Somente uma mulher aparece nos 90 minutos de Oeste Outra Vez. Ela não tem uma fala sequer e aparece por meros minutos na tela. Em tese, isso nunca é um aspecto positivo, mas, no caso do novo filme de Erico Rassi (Comeback, o canto de cisne do grande Nelson Xavier), trata-se de uma exceção. A tal mulher, ao ver dois homens brigando por ela, dá as costas e desaparece. Logo entendemos a razão: todas as figuras masculinas de Oeste Outra Vez são patéticas e decadentes, incapazes de entender a mulher como um ser humano e não um objeto ou propriedade. A briga que a faz desertar diz muito mais sobre a tolice de dois homens que precisam provar um para o outro a quem aquela mulher pertence do que sobre ela própria, que nem mesmo é levada em consideração no meio daquele embate. Não é difícil compreender a sua decisão de ir embora.
Povoado, portanto, por homens, Oeste Outra Vez é uma inteligente reflexão sobre as inabilidades masculinas e como eles utilizam a violência para extravasar ou resolver conflitos existenciais. Essa engrenagem é movida a partir do momento em que todos eles são abandonados, trocados — é melhor dizer que a companheira morreu do que admitir que ela foi embora, diz um dos personagens em certo ponto. Rassi não deseja humanizar homens no sentido de transformá-los em vítimas ou pobres coitados. Sua intenção é mostrar como o universo masculino age de forma medíocre diante de questões emocionais, especificamente no que tange os relacionamentos amorosos.
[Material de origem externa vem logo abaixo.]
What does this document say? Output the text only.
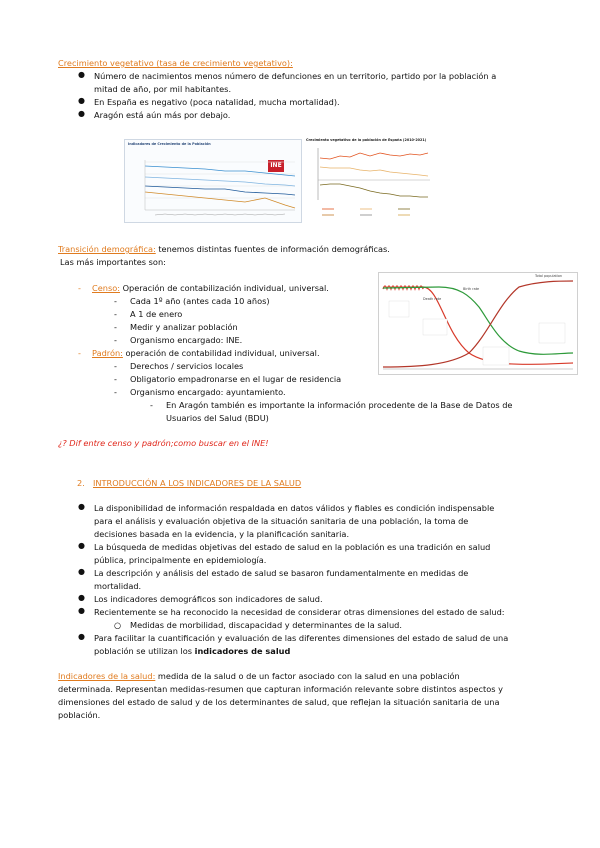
Crecimiento vegetativo (tasa de crecimiento vegetativo):
● Número de nacimientos menos número de defunciones en un territorio, partido por la población a
mitad de año, por mil habitantes.
● En España es negativo (poca natalidad, mucha mortalidad).
● Aragón está aún más por debajo.
Indicadores de Crecimiento de la Población
INE
Crecimiento vegetativo de la población de España (2010-2021)
Transición demográfica: tenemos distintas fuentes de información demográficas.
Las más importantes son:
- Censo: Operación de contabilización individual, universal.
- Cada 1º año (antes cada 10 años)
- A 1 de enero
- Medir y analizar población
- Organismo encargado: INE.
- Padrón: operación de contabilidad individual, universal.
- Derechos / servicios locales
- Obligatorio empadronarse en el lugar de residencia
- Organismo encargado: ayuntamiento.
- En Aragón también es importante la información procedente de la Base de Datos de
Usuarios del Salud (BDU)
¿? Dif entre censo y padrón;como buscar en el INE!
Birth rate
Death rate
Total population
2. INTRODUCCIÓN A LOS INDICADORES DE LA SALUD
● La disponibilidad de información respaldada en datos válidos y fiables es condición indispensable
para el análisis y evaluación objetiva de la situación sanitaria de una población, la toma de
decisiones basada en la evidencia, y la planificación sanitaria.
● La búsqueda de medidas objetivas del estado de salud en la población es una tradición en salud
pública, principalmente en epidemiología.
● La descripción y análisis del estado de salud se basaron fundamentalmente en medidas de
mortalidad.
● Los indicadores demográficos son indicadores de salud.
● Recientemente se ha reconocido la necesidad de considerar otras dimensiones del estado de salud:
○ Medidas de morbilidad, discapacidad y determinantes de la salud.
● Para facilitar la cuantificación y evaluación de las diferentes dimensiones del estado de salud de una
población se utilizan los indicadores de salud
Indicadores de la salud: medida de la salud o de un factor asociado con la salud en una población
determinada. Representan medidas-resumen que capturan información relevante sobre distintos aspectos y
dimensiones del estado de salud y de los determinantes de salud, que reflejan la situación sanitaria de una
población.
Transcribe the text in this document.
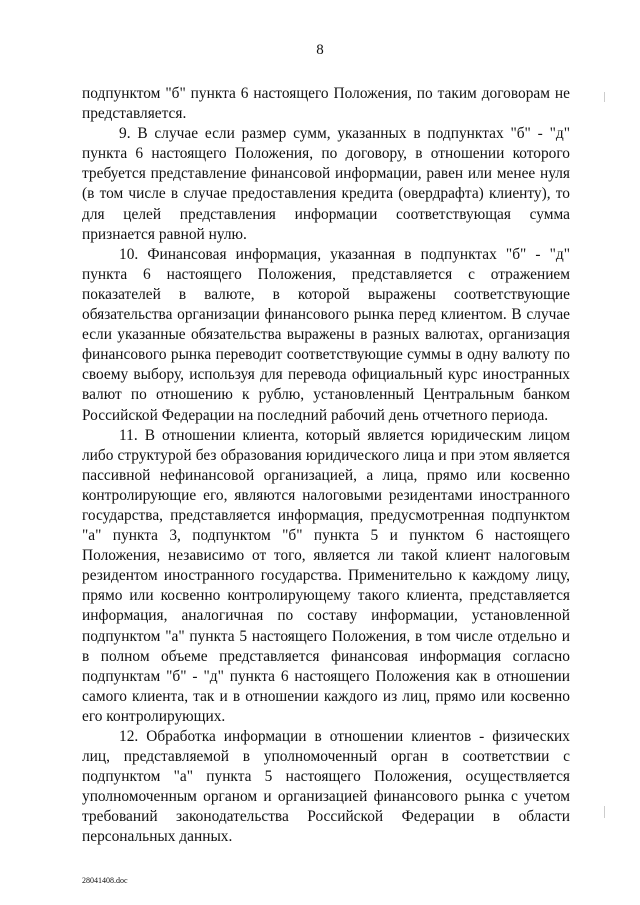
8

подпунктом "б" пункта 6 настоящего Положения, по таким договорам не представляется.

9. В случае если размер сумм, указанных в подпунктах "б" - "д" пункта 6 настоящего Положения, по договору, в отношении которого требуется представление финансовой информации, равен или менее нуля (в том числе в случае предоставления кредита (овердрафта) клиенту), то для целей представления информации соответствующая сумма признается равной нулю.

10. Финансовая информация, указанная в подпунктах "б" - "д" пункта 6 настоящего Положения, представляется с отражением показателей в валюте, в которой выражены соответствующие обязательства организации финансового рынка перед клиентом. В случае если указанные обязательства выражены в разных валютах, организация финансового рынка переводит соответствующие суммы в одну валюту по своему выбору, используя для перевода официальный курс иностранных валют по отношению к рублю, установленный Центральным банком Российской Федерации на последний рабочий день отчетного периода.

11. В отношении клиента, который является юридическим лицом либо структурой без образования юридического лица и при этом является пассивной нефинансовой организацией, а лица, прямо или косвенно контролирующие его, являются налоговыми резидентами иностранного государства, представляется информация, предусмотренная подпунктом "а" пункта 3, подпунктом "б" пункта 5 и пунктом 6 настоящего Положения, независимо от того, является ли такой клиент налоговым резидентом иностранного государства. Применительно к каждому лицу, прямо или косвенно контролирующему такого клиента, представляется информация, аналогичная по составу информации, установленной подпунктом "а" пункта 5 настоящего Положения, в том числе отдельно и в полном объеме представляется финансовая информация согласно подпунктам "б" - "д" пункта 6 настоящего Положения как в отношении самого клиента, так и в отношении каждого из лиц, прямо или косвенно его контролирующих.

12. Обработка информации в отношении клиентов - физических лиц, представляемой в уполномоченный орган в соответствии с подпунктом "а" пункта 5 настоящего Положения, осуществляется уполномоченным органом и организацией финансового рынка с учетом требований законодательства Российской Федерации в области персональных данных.

28041408.doc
Se os homens costumam tratar mulheres como objetos — são vários os momentos em que eles as tratam como passíveis de serem “roubadas”, por exemplo —, a situação parece mudar de cenário quando eles se veem sem elas. Magoados e com o ego ferido, sacam armas, perseguem uns aos outros e dão socos e pontapés para recuperar o que perderam. Ou simplesmente atropelam uns aos outros no próprio dia a dia, em atividades tolas. É por isso que Oeste Outra Vez potencializa o feminino: antes tidas como propriedades ou dadas como certas, as mulheres passam a exercer imensa influência na vida dos homens quando decidem se ausentar. Fica escancarado o quanto todos os personagens não sabem caminhar com as próprias pernas e lidar com a solidão.
A reação ao desertar feminino leva os personagens a uma espécie de faroeste à la irmãos Coen, com perseguições, matadores de aluguel e uma violência seca, próxima à realidade e com o mínimo de interferências técnicas, coreografias ou malabarismos do gênero. A violência, ao invés de mostrar a força de cada um deles, acaba relevando apenas fraquezas. É mais fácil, por exemplo, se envolver em um emaranhado perigoso de perseguição do que sentar com um amigo para falar sobre suas angústias. E a cena em que um dos personagens acorda e diz querer conversar, mas não consegue sequer dizer sobre o quê, é a perfeita representação da inabilidade masculina de falar sobre seus dilemas internos.
Oeste Outra Vez se constrói assim: no não-diálogo e na insignificância desses homens que o filme observa com um tom crítico e de forma desprezível. O roteiro, escrito pelo próprio diretor, contribui para a ideia de que uma história se movimenta de outras formas para além dos diálogos. Verborragia não é necessariamente sinônimo de bom roteiro. Tantos silêncios usados para desenhar a inflexão dos personagens traz um desafio tremendo para a montagem, que precisar buscar cadência e coesão em gestos e ações, não em palavras. E os atores também merecem nota aqui por serem tão exitosos na construção das figuras que interpretam, com destaque mais do que especial para Rodger Rogério, que rouba a cena como o homem que não foi abandonado por nenhuma mulher — mas porque nunca se permitiu viver uma paixão, provando, mais uma vez, a conflitante relação masculina com sentimentos.
E Oeste Outra Vez não poderia terminar de forma melhor, com os versos da clássica canção “Tudo Passará”, de Nelson Ned, tocando em um bar com os personagens, solitários, jogando sinuca sem muito propósito e não economizando na cachaça: “Só se encontra a felicidade / Quando se entrega o coração”, coisa que nenhum dos homens do filme verdadeiramente faz — e que, por fim, revela a vida de pessoas que cavaram a desgraça do qual tanto tentam não se responsabilizar.